La nappe, qui s’étendrait sur une surface d’environ 160 km sur 72 km, dans sa partie la plus large, pourrait toucher dès vendredi soir les côtes de Louisiane, selon les autorités. Jeudi, du pétrole se trouvait à une vingtaine de kilomètres du rivage, alors qu’une troisième fuite a été découverte, laissant s’échapper, selon des représentants du gouvernement, cinq fois plus de pétrole qu’initialement estimé, soit environ 5000 barils par jour en provenance du puits, qui a explosé à environ 65 km au large.

Des centaines d'espèces menacées

La marée noire s’est déplacée vers le delta du Mississippi et des zones marécageuses à l’est, réserve de centaines d’espèces animales et végétales, et près de certains secteurs ostréicoles.
Mercredi, une action en justice a été intentée au nom de deux éleveurs de crevettes en Louisiane, Acy J. Cooper Jr. et Ronnie Louis Anderson, à la suite de la marée noire. Au moins cinq millions de dollars de dommages-intérêts compensatoires ainsi qu’un montant indéterminé de dommages à titre punitif sont demandés à Transocean et BP, respectivement propriétaire et exploitant de la plate-forme de forage, Halliburton Energy Services et Cameron International.

Doug Suttles, directeur des opérations de BP Exploration et Production, a reconnu jeudi sur la chaîne NBC que la fuite pourrait être aussi importante que l’affirme le gouvernement et a accepté l’aide de l’armée, après avoir soutenu que le groupe britannique pouvait se charger des opérations.

Face à la menace écologique, le président Barack Obama a décidé d’envoyer sur place trois membres de son cabinet pour superviser les opérations. Outre la secrétaire à la Sécurité intérieure Janet Napolitano, se rendront sur les lieux le secrétaire à l’Intérieur Ken Salazar et l’administratrice en charge de la protection de l’environnement Lisa Jackson.

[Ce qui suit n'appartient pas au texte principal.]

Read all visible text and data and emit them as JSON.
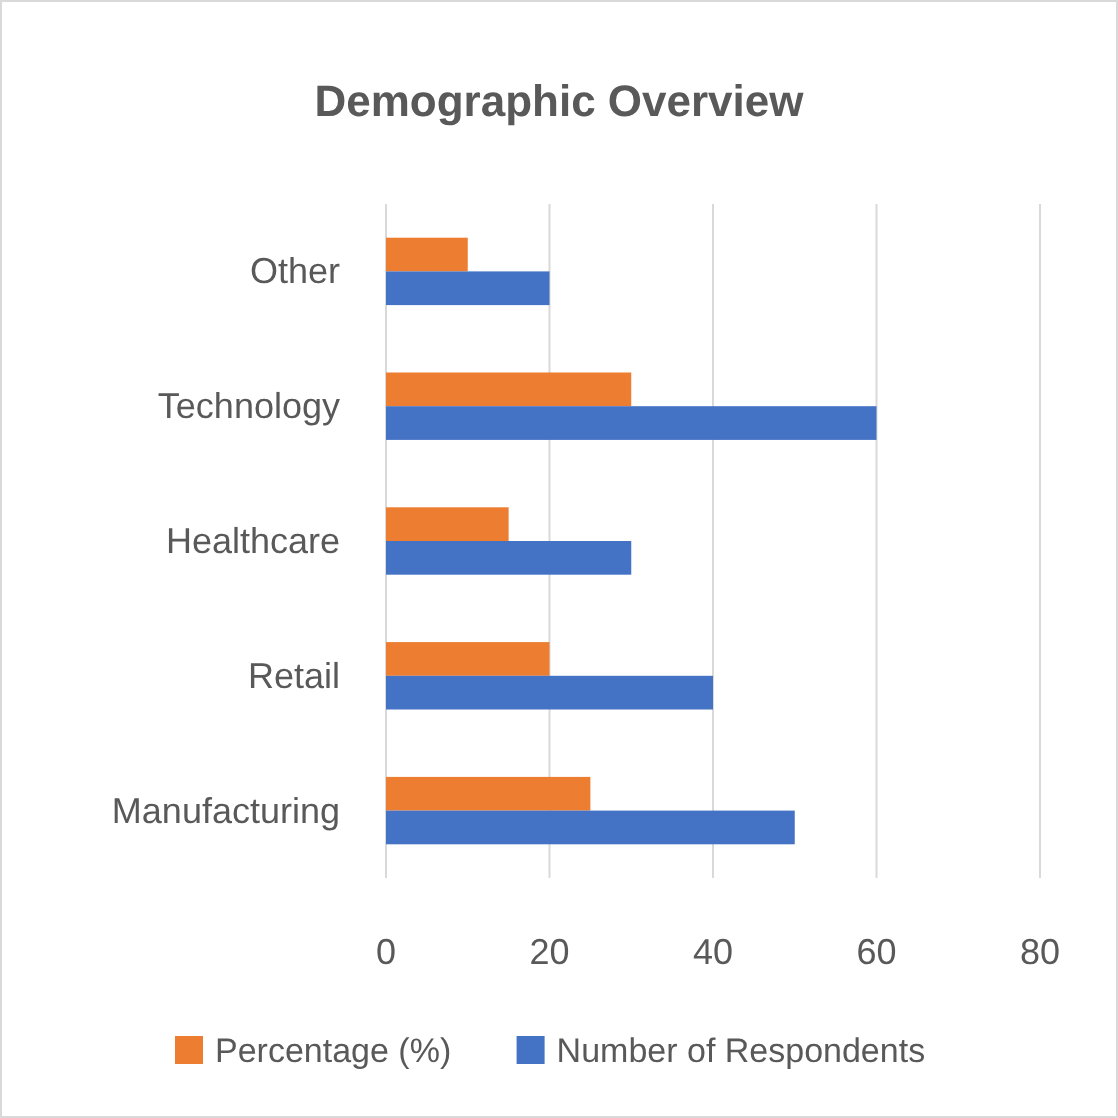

D’après Robert Gibbs, porte-parole de la Maison Blanche, l’administration pourrait également dépêcher des navires militaires et du personnel pour limiter les dégâts dus à la marée noire.
Si le puits situé à 1500 m de profondeur ne peut être fermé, quasiment 100 000 barils de pétrole, soit 15,9 millions de litres, pourraient polluer le golfe du Mexique avant qu’un puits de secours, voire deux, ne puissent être percés pour réduire la pression. A titre de comparaison, 42 millions de litres de brut s’étaient déversés dans les eaux du détroit du Prince William en Alaska le 24 mars 1989, lors de la pire marée noire de l’histoire des États-Unis, provoquée par le naufrage de l’«Exxon Valdez».

Informé par Janet Napolitano de l’évolution de la situation, Barak Obama a ordonné au département de la Défense d’utiliser son matériel et son expertise pour aider à contenir la fuite et protéger le littoral et la faune, selon le contre-amiral des garde-côtes Mary Landry. «Il est devenu clair que (...) les services publics doivent compléter» les efforts de BP, a-t-elle ajouté.

Mais ce sera au groupe pétrolier de payer la facture liée aux opérations de nettoyage, a souligné le président Barack Obama, qui s’est entretenu aujourd’hui avec les gouverneurs d’États américains bordant le golfe du Mexique, de la Floride au Texas.

Le coût de la catastrophe continue de grimper et pourrait facilement atteindre le milliard de dollars.

Une explosion non-expliquée

La marée noire est due à l’explosion d’origine indéterminée le 20 avril de la plate-forme de forage Deepwater Horizon dans le golfe du Mexique. Sur 126 employés de la plate-forme qui a sombré deux jours après la déflagration, onze sont portés disparus et présumés morts.

Mercredi, des équipes ont mis le feu à du pétrole pour tenter de contenir la fuite, avec succès, selon le contre-amiral Landry. Le vent et les conditions en mer ont empêché de déclencher un autre incendie contrôlé aujourd’hui. Les secours tentent également de poser des barrages flottants pour contenir la nappe noire. BP a demandé l’aide pêcheurs locaux.

Michael Sole, chef de la protection de l’environnement de l’État de Floride, a estimé qu’il faudrait «peut-être deux ou trois mois» pour faire cesser la fuite et que toute la côte pourrait être menacée.